Clia ha inoltre condiviso i risultati del suo Rapporto 2025 sulle tecnologie e le pratiche ambientali , che mostra progressi costanti verso la sostenibilità tra le compagnie di crociera sue affiliate. I progressi includono la sperimentazione di biocarburanti, investimenti in motori a combustibile flessibile e un maggiore utilizzo di carburanti a basse emissioni. Il rapporto evidenzia l’adozione di tecnologie per l’efficienza energetica, come l’alimentazione elettrica da terra, i sistemi di lubrificazione ad aria, il trattamento avanzato delle acque reflue e i motori a doppio combustibile. Oltre 80 nuove navi dotate di queste innovazioni sono attualmente in costruzione in tutto il mondo.
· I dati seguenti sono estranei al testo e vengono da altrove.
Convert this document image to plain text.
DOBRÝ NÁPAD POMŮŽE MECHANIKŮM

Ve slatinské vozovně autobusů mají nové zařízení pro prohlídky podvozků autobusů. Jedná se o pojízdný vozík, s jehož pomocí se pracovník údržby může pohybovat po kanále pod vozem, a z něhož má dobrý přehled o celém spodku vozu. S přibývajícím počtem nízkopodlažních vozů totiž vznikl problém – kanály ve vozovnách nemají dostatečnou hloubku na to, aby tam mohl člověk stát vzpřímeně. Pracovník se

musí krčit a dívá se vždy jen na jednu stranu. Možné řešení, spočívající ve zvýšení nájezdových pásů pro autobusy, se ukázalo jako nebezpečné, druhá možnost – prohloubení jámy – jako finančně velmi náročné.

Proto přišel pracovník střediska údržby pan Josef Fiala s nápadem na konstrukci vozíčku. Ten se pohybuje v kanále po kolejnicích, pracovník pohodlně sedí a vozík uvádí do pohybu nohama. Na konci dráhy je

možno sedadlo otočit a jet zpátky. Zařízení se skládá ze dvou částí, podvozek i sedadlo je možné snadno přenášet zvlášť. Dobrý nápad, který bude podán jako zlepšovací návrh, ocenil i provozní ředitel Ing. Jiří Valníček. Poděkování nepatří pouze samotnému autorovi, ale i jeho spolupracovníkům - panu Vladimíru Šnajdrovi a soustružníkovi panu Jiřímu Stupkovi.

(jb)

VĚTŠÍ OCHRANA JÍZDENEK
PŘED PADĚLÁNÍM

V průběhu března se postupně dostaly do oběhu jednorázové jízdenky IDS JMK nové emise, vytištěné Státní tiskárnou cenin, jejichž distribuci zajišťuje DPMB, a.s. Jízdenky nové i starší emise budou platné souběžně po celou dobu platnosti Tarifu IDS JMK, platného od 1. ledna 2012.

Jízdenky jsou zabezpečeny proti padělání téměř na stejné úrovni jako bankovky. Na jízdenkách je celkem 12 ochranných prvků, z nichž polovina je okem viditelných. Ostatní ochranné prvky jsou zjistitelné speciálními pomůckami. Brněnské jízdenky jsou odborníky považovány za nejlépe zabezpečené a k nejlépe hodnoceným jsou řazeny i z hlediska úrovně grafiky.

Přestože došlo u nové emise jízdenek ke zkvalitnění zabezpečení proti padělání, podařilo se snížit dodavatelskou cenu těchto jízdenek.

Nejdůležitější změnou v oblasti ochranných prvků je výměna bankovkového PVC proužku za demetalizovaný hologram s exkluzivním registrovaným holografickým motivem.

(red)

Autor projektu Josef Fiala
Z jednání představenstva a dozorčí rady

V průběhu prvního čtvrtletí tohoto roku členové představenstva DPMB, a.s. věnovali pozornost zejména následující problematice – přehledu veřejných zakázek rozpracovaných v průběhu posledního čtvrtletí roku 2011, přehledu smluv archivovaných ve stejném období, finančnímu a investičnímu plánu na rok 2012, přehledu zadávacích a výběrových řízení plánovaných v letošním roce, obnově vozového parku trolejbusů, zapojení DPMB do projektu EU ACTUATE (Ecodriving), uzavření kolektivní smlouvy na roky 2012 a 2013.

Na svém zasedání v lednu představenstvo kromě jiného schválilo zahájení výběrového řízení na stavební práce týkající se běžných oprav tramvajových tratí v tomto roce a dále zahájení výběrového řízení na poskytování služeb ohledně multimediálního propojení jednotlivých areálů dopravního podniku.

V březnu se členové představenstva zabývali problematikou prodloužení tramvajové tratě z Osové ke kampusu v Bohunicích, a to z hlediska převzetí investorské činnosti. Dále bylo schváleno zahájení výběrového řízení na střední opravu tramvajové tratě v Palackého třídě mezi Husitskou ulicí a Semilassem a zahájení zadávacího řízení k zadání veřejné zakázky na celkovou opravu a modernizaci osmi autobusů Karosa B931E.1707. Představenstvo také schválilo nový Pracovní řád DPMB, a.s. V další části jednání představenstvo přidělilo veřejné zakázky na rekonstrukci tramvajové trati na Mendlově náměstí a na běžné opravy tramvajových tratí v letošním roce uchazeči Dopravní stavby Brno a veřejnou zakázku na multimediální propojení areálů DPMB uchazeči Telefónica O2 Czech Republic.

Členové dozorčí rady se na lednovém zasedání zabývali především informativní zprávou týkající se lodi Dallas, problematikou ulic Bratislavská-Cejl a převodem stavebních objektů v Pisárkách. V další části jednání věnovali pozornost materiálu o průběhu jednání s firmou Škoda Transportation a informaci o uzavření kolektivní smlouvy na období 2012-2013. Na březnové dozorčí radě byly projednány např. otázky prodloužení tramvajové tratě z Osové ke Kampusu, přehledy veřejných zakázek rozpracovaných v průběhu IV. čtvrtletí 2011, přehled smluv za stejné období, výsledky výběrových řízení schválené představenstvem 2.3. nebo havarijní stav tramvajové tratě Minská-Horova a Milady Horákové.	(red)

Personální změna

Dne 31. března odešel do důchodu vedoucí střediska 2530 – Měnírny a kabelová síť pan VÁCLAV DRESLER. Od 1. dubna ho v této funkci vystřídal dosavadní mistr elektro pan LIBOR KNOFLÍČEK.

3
Inoltre, uno studio di Oxford Economics ha rilevato che il turismo crocieristico ha contribuito all’economia di Mykonos per 201 milioni di euro nel 2024, sostenendo quasi 3.000 posti di lavoro locali. Il rapporto ha anche mostrato che i crocieristi hanno speso in media 107 euro a persona durante il loro soggiorno, con otto su dieci che visitavano Mykonos per la prima volta. Oltre la metà erano anche visitatori in Grecia per la prima volta. Uno studio simile sull’economia delle crociere a Santorini, commissionato da Clia e condotto dall’Università del Pireo, dovrebbe pubblicare i suoi risultati all’inizio del 2026.